Machine Learning Engineer and MLOPs Interview Prepation Guide

Table of Contents

List of blog Ideas:

    1. First blog to speak about what is involved in the interview
    • 1.1 Topic list for interivews
      • 1.1.1 Coding
      • 1.1.2 System design
      • 1.1.3 ML Design
      • 1.1.4 Behavioral
      • 1.1.5 ML Theory
    • 1.2 Prepartion challenges
      • 1.2.1 Preparation scope: problem solving vs fluency
      • 1.2.2. Time required to prepare
      • 1.2.3. Drawaing up a methodology for preparation

Preparing for technical interview as ML engineer or MLOPs require demonstrating expertise from coding, system design, MLdesign, ML Theory, MLOPs, SQL, Behavioral and so on. There are tons of topics on these online. However, one of the fundamental problem is the availability of time.

Most of the folks start sincerly and with good intent for interview preparation. However, soon one can recognize the challenges with time management. If one is already in a job and have family, it becomes much more harder to organize and progress with one’s learning.

One of the objectives of this blog is to address this. The goal is to identify the scope of what one needs to learn, distill and curate the topics, organize the materials, design practice sessions and come up with a reinforced learning approach that ensures the learning is not lost and at the same time one is able to learn new things and revise already learned content.

This blog takes a prescriptive approach to drive home the specifics. The assumption is that if one is getting ready to prepare for interviews, maybe a prescriptive approach (with enough room for customization) may be a better choice than letting one figure out a methodology by trial and error as time is of essence here.

Interview Scope:

Though at very high level the interview format may look standard, on the ground they vary widely. In Tier 1 companies (depending on how one defines Tier 1, say FAANG type companies) one has the option to select either machine learning system design or machine learning theory. There are no take home assignments, no SQL (unless one is applying for data scientist roles), and ML coding is also less likely.

In startups, there are enough examples of interviews where questions like coding ML algos from scratch are often asked.

In many other firms, the questions revolve around data extraction using SQL and there is expectation to have some knowledge of SQL.

We have not even scratched the surface of distributed learning frameworks or cloud yet.

In small scale ML development, ML design is very limited. However, for interviews at big tech, this is important. The same goes with coding. If one is working on maintenance or simple enhancements to existing products, the probability of using data structures and algos on daily basis is limited. Not all job roles require graphs and dynamic programming. However, these are must-haves for interviews.
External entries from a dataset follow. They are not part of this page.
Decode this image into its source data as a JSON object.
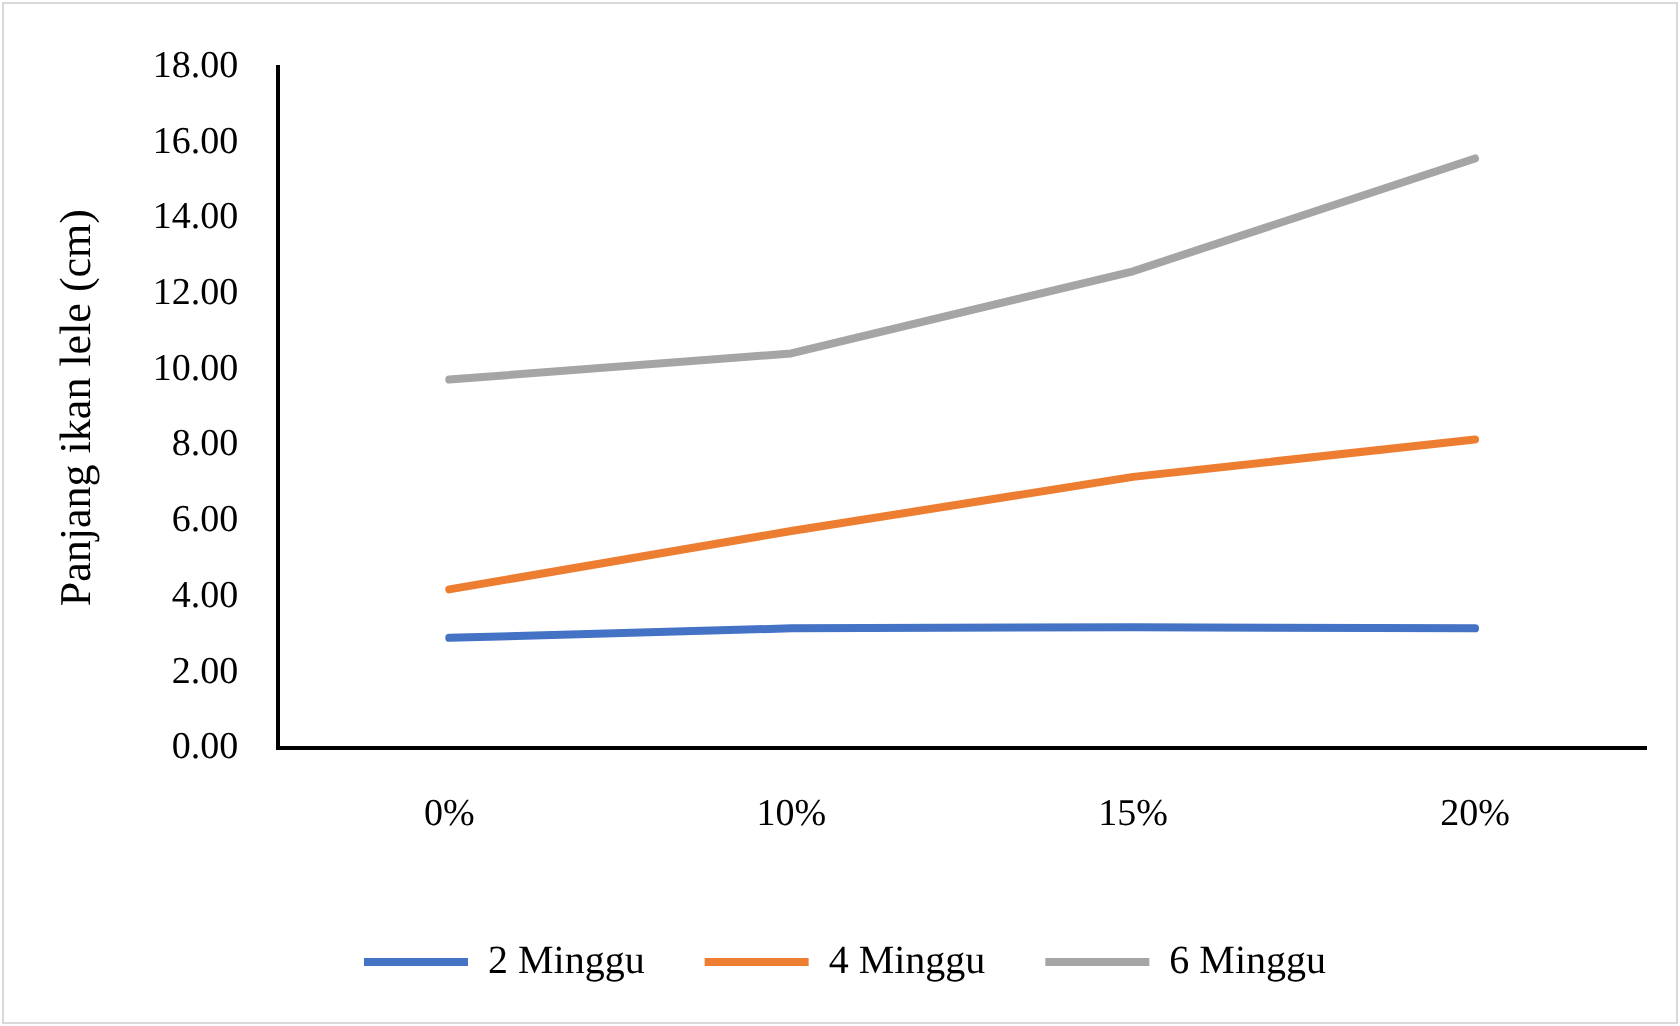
{
  "chart_data": {
    "type": "line",
    "ylabel": "Panjang ikan lele (cm)",
    "categories": [
      "0%",
      "10%",
      "15%",
      "20%"
    ],
    "series": [
      {
        "name": "2 Minggu",
        "color": "#4472c4",
        "values": [
          2.92,
          3.17,
          3.2,
          3.17
        ]
      },
      {
        "name": "4 Minggu",
        "color": "#ed7d31",
        "values": [
          4.2,
          5.74,
          7.17,
          8.16
        ]
      },
      {
        "name": "6 Minggu",
        "color": "#a5a5a5",
        "values": [
          9.74,
          10.43,
          12.6,
          15.58
        ]
      }
    ],
    "ylim": [
      0,
      18
    ],
    "yticks": [
      {
        "value": 0,
        "label": "0.00"
      },
      {
        "value": 2,
        "label": "2.00"
      },
      {
        "value": 4,
        "label": "4.00"
      },
      {
        "value": 6,
        "label": "6.00"
      },
      {
        "value": 8,
        "label": "8.00"
      },
      {
        "value": 10,
        "label": "10.00"
      },
      {
        "value": 12,
        "label": "12.00"
      },
      {
        "value": 14,
        "label": "14.00"
      },
      {
        "value": 16,
        "label": "16.00"
      },
      {
        "value": 18,
        "label": "18.00"
      }
    ],
    "grid": false,
    "legend": "bottom",
    "marker": "none",
    "line_style": "solid"
  }
}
What these mean is that we need a framework for interview preparation that involves deliberate learning of concepts and topics that are not used in our daily job. One of the problems of learning new things is they are easily persihable. If one does not use it daily, it is hard to remember and retain all of the learnings for a long period of time. This means in our interview preparation schedule, we need to set aside time to practice, revise and reinforce what we have learned while we continue to learn new things.

Time management:

If one is preparing for the interviews while having a day job and family, at the maximum one can set aside between 2 - 4 hours daily for interview prep.

This time has to be divided among coding, system design, ML design, theory, behavioral. Within these topics, the time has to be further divided to learn new things and also to practice already learned content.